Dec 30, 2024
Dec 30, 2024
From Strength to Strength: Finding Success,
Happiness, and Deep Purpose in the Second Half of Life,
by Arthur Brooks,
Penguin Random House, 241 pages, $27.
This book by Arthur Brooks, a Harvard University Professor can be categorized as a Self-Help book, but it is refreshingly different from the other books being produced in this genre. The popular adage is that at “40 you are over the hill”. The author has not debunked that viewpoint, but what he shared is a totally unique and fresh perspective in existence of another curve waiting to be explored.
The conventional age-related intelligence that shows decline at forties is termed as “Fluid Intelligence”, while the other intelligence that starts its growth trajectory he calls is “Crystallized Intelligence”. That decline of fluid intelligence is a natural process, but the onset of crystallized intelligence based on knowledge and past experiences opens new vistas.
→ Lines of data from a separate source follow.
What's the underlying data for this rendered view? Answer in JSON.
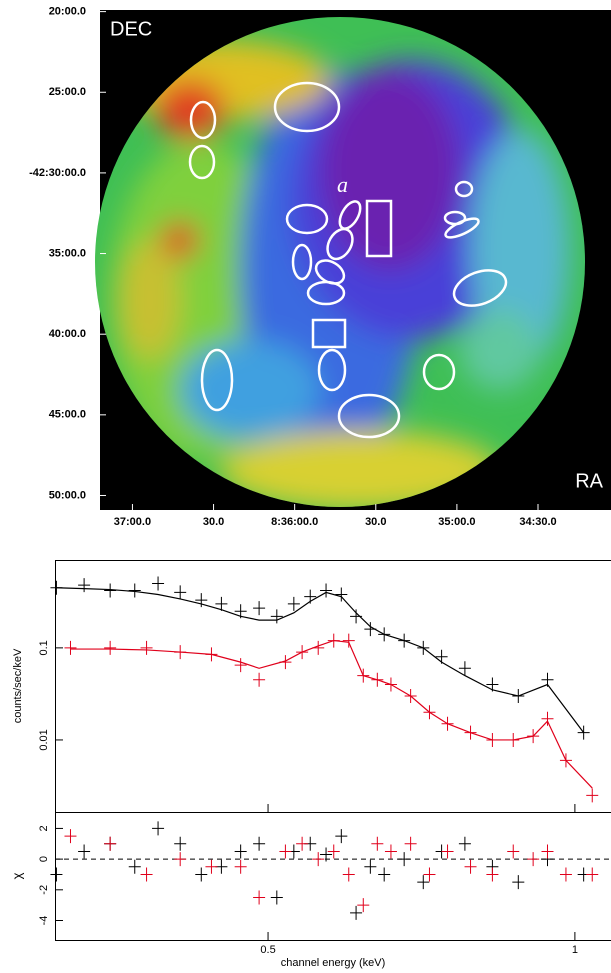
{
  "chart_data": [
    {
      "type": "image",
      "ylabel": "DEC",
      "xlabel": "RA",
      "annotation": "a",
      "xlim": [
        2232,
        2043
      ],
      "ylim": [
        19.9,
        50.9
      ],
      "xticks": [
        {
          "value": 2220,
          "label": "37:00.0"
        },
        {
          "value": 2190,
          "label": "30.0"
        },
        {
          "value": 2160,
          "label": "8:36:00.0"
        },
        {
          "value": 2130,
          "label": "30.0"
        },
        {
          "value": 2100,
          "label": "35:00.0"
        },
        {
          "value": 2070,
          "label": "34:30.0"
        }
      ],
      "yticks": [
        {
          "value": 20,
          "label": "20:00.0"
        },
        {
          "value": 25,
          "label": "25:00.0"
        },
        {
          "value": 30,
          "label": "-42:30:00.0"
        },
        {
          "value": 35,
          "label": "35:00.0"
        },
        {
          "value": 40,
          "label": "40:00.0"
        },
        {
          "value": 45,
          "label": "45:00.0"
        },
        {
          "value": 50,
          "label": "50:00.0"
        }
      ]
    },
    {
      "type": "spectrum",
      "ylabel": "counts/sec/keV",
      "xlabel": "channel energy (keV)",
      "residual_label": "χ",
      "log_x": true,
      "log_y": true,
      "xlim": [
        0.309,
        1.085
      ],
      "ylim": [
        0.00165,
        0.9
      ],
      "rlim": [
        -5.27,
        3.07
      ],
      "xticks": [
        0.5,
        1
      ],
      "yticks": [
        0.1,
        0.01
      ],
      "rticks": [
        -4,
        -2,
        0,
        2
      ],
      "series": [
        {
          "color": "#000000",
          "x": [
            0.31,
            0.33,
            0.35,
            0.37,
            0.39,
            0.41,
            0.43,
            0.45,
            0.47,
            0.49,
            0.51,
            0.53,
            0.55,
            0.57,
            0.59,
            0.61,
            0.63,
            0.65,
            0.68,
            0.71,
            0.74,
            0.78,
            0.83,
            0.88,
            0.94,
            1.02
          ],
          "values": [
            0.45,
            0.48,
            0.42,
            0.42,
            0.5,
            0.4,
            0.33,
            0.3,
            0.25,
            0.27,
            0.22,
            0.3,
            0.36,
            0.42,
            0.38,
            0.22,
            0.16,
            0.14,
            0.12,
            0.1,
            0.08,
            0.06,
            0.04,
            0.03,
            0.045,
            0.012
          ],
          "model": [
            0.45,
            0.44,
            0.43,
            0.41,
            0.38,
            0.34,
            0.3,
            0.26,
            0.22,
            0.2,
            0.2,
            0.24,
            0.32,
            0.4,
            0.36,
            0.24,
            0.17,
            0.14,
            0.12,
            0.1,
            0.07,
            0.05,
            0.035,
            0.03,
            0.04,
            0.012
          ],
          "chi": [
            -1,
            0.5,
            1,
            -0.5,
            2,
            1,
            -1,
            -0.5,
            0.5,
            1,
            -2.5,
            0.5,
            1,
            0.3,
            1.5,
            -3.5,
            -0.5,
            -1,
            0,
            -1.5,
            0.5,
            1,
            -0.5,
            -1.5,
            0,
            -1
          ]
        },
        {
          "color": "#e0001b",
          "x": [
            0.32,
            0.35,
            0.38,
            0.41,
            0.44,
            0.47,
            0.49,
            0.52,
            0.54,
            0.56,
            0.58,
            0.6,
            0.62,
            0.64,
            0.66,
            0.69,
            0.72,
            0.75,
            0.79,
            0.83,
            0.87,
            0.91,
            0.94,
            0.98,
            1.04
          ],
          "values": [
            0.1,
            0.1,
            0.1,
            0.09,
            0.085,
            0.065,
            0.045,
            0.07,
            0.09,
            0.1,
            0.12,
            0.12,
            0.05,
            0.045,
            0.04,
            0.03,
            0.02,
            0.015,
            0.012,
            0.01,
            0.01,
            0.011,
            0.017,
            0.006,
            0.0025
          ],
          "model": [
            0.097,
            0.097,
            0.095,
            0.09,
            0.085,
            0.07,
            0.06,
            0.072,
            0.09,
            0.105,
            0.12,
            0.115,
            0.05,
            0.045,
            0.04,
            0.03,
            0.02,
            0.015,
            0.012,
            0.01,
            0.01,
            0.011,
            0.016,
            0.006,
            0.003
          ],
          "chi": [
            1.5,
            1,
            -1,
            0,
            -0.5,
            -0.5,
            -2.5,
            0.5,
            1,
            0,
            0.5,
            -1,
            -3,
            1,
            0.5,
            1,
            -1,
            0.5,
            -0.5,
            -1,
            0.5,
            0,
            0.5,
            -1,
            -1
          ]
        }
      ]
    }
  ]
}
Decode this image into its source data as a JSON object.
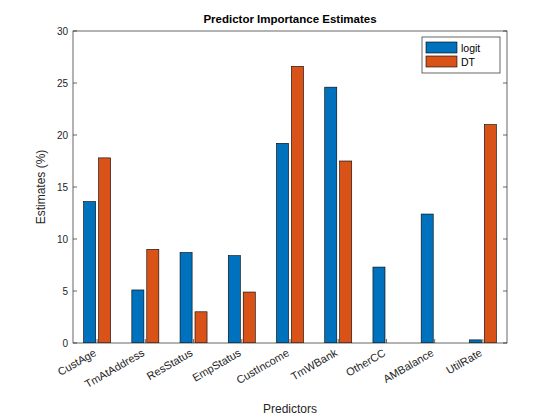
{
  "chart_data": {
    "type": "bar",
    "title": "Predictor Importance Estimates",
    "x_label": "Predictors",
    "y_label": "Estimates (%)",
    "categories": [
      "CustAge",
      "TmAtAddress",
      "ResStatus",
      "EmpStatus",
      "CustIncome",
      "TmWBank",
      "OtherCC",
      "AMBalance",
      "UtilRate"
    ],
    "series": [
      {
        "name": "logit",
        "color": "#0072bd",
        "values": [
          13.6,
          5.1,
          8.7,
          8.4,
          19.2,
          24.6,
          7.3,
          12.4,
          0.3
        ]
      },
      {
        "name": "DT",
        "color": "#d95319",
        "values": [
          17.8,
          9.0,
          3.0,
          4.9,
          26.6,
          17.5,
          0,
          0,
          21.0
        ]
      }
    ],
    "ylim": [
      0,
      30
    ],
    "yticks": [
      0,
      5,
      10,
      15,
      20,
      25,
      30
    ],
    "grid": false,
    "legend": "top-right"
  }
}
The successful “strivers,” will likely peak in their careers between the ages of 30 and 50. The decline from the peak is termed as striver’s curse giving a sense of failure and despondency. He makes an interesting observation that; “Satisfaction from success lasts an instant (P 21).”
The existence of this Crystallized Intelligence on the graph of age vs intelligence level is the subject of Chapter 2, titled The Second Curve. He ends the chapter with the advice “Be like Bach” based on the life of most famous music composer, who did not let his failing eyesight extinguish his position as a composer, by reinventing himself as a writer whose book “The Art of Fugue” become a classic textbook cementing his legacy as the father of music. The material possessions, social status which are indicators of success become the biggest impediments for making the shift to the second curve. Brooks says, “What workaholics truly crave isn’t work per se: it is success (p 50).”
He defines satisfaction as continuously getting what you want. He further refines that idea by saying that success is continuously having more than others and failure is having less (p 85). Brooks proposes an interesting equation that is “Satisfaction = What you have ÷ What you want (p 86) ”. Thus, the key to happiness is in having least needs. So, if life is driven by desires for money, prestige and other worldly things then expect your wants to explode and have low life satisfaction (p 141).
His seven words book summary is worth their weight in gold (p 215). These seven words are:
Use Things – Love People – Worship the Divine.
These words are novel, precise and concise. But what we find around in real life is that things are loved, people are used, Divine is not on the radar. It is a beautiful book that makes us think about our life, more so when we have passed our prime. It shows how to find success in later life. His recipe is to shift your focus from innovation to applications. The book makes us understand that changes in life are inevitable and how to use those as a potential source of success in later life.